New Quantum Internet Applications via Verifiable One-Time Programs
This work addresses the challenge of practical quantum-assisted cryptography for secure applications, offering a near-term implementable framework, though it is incremental as it builds on existing cryptographic primitives.
The paper tackles the problem of enabling secure multi-party computations with minimal quantum resources by introducing Verifiable One-Time Programs (Ver-OTPs), which are used to construct single-round Open Secure Computation (OSC) for applications like sealed-bid auctions and differentially private aggregation, achieving this with only single-qubit states and classical cryptography.

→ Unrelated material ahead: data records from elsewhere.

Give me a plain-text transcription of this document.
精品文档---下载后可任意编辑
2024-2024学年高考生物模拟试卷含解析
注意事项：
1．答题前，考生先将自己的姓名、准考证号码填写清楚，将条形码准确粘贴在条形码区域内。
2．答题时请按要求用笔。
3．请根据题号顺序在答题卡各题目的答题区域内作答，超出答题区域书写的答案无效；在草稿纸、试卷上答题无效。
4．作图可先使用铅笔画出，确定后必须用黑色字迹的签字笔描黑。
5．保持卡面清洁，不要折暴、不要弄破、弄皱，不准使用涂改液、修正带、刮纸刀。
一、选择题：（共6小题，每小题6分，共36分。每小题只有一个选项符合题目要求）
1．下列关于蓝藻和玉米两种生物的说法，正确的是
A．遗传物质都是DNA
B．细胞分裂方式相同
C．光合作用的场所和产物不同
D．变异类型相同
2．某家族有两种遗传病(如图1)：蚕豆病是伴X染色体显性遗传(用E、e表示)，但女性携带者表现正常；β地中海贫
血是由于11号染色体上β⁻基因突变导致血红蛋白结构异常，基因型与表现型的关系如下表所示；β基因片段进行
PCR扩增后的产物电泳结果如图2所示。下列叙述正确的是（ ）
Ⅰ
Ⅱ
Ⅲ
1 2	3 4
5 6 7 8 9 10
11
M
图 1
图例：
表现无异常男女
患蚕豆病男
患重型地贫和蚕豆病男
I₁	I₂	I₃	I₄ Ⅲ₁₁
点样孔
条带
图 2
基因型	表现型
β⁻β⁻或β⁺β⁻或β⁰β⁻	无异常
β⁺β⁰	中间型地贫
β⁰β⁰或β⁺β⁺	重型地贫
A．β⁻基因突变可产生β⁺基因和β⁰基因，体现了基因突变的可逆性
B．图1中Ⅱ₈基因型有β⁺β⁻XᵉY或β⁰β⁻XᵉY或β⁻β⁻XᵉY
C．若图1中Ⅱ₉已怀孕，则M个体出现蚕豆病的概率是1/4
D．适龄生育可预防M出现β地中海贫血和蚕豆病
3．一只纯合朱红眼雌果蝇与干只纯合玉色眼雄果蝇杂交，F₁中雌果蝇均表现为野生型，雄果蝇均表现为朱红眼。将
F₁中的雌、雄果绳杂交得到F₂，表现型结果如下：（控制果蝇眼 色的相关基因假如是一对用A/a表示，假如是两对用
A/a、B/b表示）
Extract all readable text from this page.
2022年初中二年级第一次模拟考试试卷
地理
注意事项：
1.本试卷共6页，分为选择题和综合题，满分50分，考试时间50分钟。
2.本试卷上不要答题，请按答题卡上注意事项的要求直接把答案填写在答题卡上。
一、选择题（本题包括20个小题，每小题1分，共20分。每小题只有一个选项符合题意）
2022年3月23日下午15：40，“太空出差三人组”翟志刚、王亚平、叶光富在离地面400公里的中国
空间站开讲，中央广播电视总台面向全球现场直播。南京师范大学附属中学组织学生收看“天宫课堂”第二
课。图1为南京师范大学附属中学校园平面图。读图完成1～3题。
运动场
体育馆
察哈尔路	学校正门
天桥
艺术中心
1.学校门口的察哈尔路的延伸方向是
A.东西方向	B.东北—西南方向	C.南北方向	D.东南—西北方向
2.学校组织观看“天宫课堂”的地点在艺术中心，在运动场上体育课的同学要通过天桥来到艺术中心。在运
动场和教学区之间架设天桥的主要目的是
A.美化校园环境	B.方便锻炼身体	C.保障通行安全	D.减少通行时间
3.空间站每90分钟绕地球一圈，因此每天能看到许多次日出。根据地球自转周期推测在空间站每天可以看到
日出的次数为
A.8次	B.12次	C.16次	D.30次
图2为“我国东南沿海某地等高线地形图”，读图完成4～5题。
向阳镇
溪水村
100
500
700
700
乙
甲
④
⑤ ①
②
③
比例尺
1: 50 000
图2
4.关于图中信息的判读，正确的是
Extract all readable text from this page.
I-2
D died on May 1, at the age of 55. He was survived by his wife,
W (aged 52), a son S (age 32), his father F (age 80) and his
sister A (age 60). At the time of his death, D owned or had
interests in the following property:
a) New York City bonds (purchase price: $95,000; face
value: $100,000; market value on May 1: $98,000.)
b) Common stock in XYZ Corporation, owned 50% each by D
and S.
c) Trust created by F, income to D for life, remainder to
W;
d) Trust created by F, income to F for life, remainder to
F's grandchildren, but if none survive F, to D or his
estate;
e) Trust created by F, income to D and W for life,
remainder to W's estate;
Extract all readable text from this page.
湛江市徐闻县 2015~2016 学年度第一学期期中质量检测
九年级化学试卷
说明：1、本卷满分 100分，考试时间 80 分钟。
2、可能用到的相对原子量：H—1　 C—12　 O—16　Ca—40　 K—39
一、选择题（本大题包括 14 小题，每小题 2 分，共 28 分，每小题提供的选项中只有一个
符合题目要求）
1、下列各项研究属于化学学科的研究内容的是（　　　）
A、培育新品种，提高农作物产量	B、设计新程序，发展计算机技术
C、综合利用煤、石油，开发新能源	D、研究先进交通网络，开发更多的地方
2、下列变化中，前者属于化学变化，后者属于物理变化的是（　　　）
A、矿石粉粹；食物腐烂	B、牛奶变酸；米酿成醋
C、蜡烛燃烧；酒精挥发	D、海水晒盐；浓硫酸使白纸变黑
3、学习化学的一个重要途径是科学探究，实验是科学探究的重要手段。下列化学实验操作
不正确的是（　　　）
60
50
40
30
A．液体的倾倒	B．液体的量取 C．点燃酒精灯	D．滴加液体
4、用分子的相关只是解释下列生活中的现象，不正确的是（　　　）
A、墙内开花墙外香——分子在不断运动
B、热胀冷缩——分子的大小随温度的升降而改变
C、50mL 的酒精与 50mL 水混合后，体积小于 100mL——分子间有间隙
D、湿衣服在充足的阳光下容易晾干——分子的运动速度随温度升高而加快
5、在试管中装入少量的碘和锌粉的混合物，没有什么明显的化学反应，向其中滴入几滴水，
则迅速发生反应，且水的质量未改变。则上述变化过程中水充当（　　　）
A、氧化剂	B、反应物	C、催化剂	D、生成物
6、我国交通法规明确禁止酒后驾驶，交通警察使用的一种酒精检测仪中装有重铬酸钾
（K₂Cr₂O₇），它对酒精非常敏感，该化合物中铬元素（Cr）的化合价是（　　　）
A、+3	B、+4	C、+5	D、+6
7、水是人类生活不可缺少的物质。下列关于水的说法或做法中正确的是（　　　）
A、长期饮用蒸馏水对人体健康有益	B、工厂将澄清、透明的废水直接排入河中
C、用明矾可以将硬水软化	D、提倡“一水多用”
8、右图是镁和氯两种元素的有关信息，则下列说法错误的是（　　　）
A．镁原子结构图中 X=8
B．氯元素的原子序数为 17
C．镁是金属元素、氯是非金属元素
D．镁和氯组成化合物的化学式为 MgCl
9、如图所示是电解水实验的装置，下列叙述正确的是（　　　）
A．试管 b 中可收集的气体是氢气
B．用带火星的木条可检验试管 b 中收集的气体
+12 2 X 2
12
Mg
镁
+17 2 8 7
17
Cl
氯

We introduce Verifiable One-Time Programs (Ver-OTPs) and use them to construct single-round Open Secure Computation (OSC), a novel primitive enabling applications like (1) single-round sealed-bid auctions, (2) single-round and honest-majority atomic proposes -- a building block of consensus protocols, and (3) single-round differentially private statistical aggregation without pre-registration. First, we construct Ver-OTPs from single-qubit states and classical cryptographic primitives. Then, assuming a multi-key homomorphic scheme (MHE) with certain properties, we use Ver-OTPs with MHE to construct OSC. The underlying quantum requirement is minimal: only single-qubit states are needed alongside a hardware assumption on the receiver's quantum resources. Our work therefore provides a new framework for quantum-assisted cryptography that may be implementable with near-term quantum technology.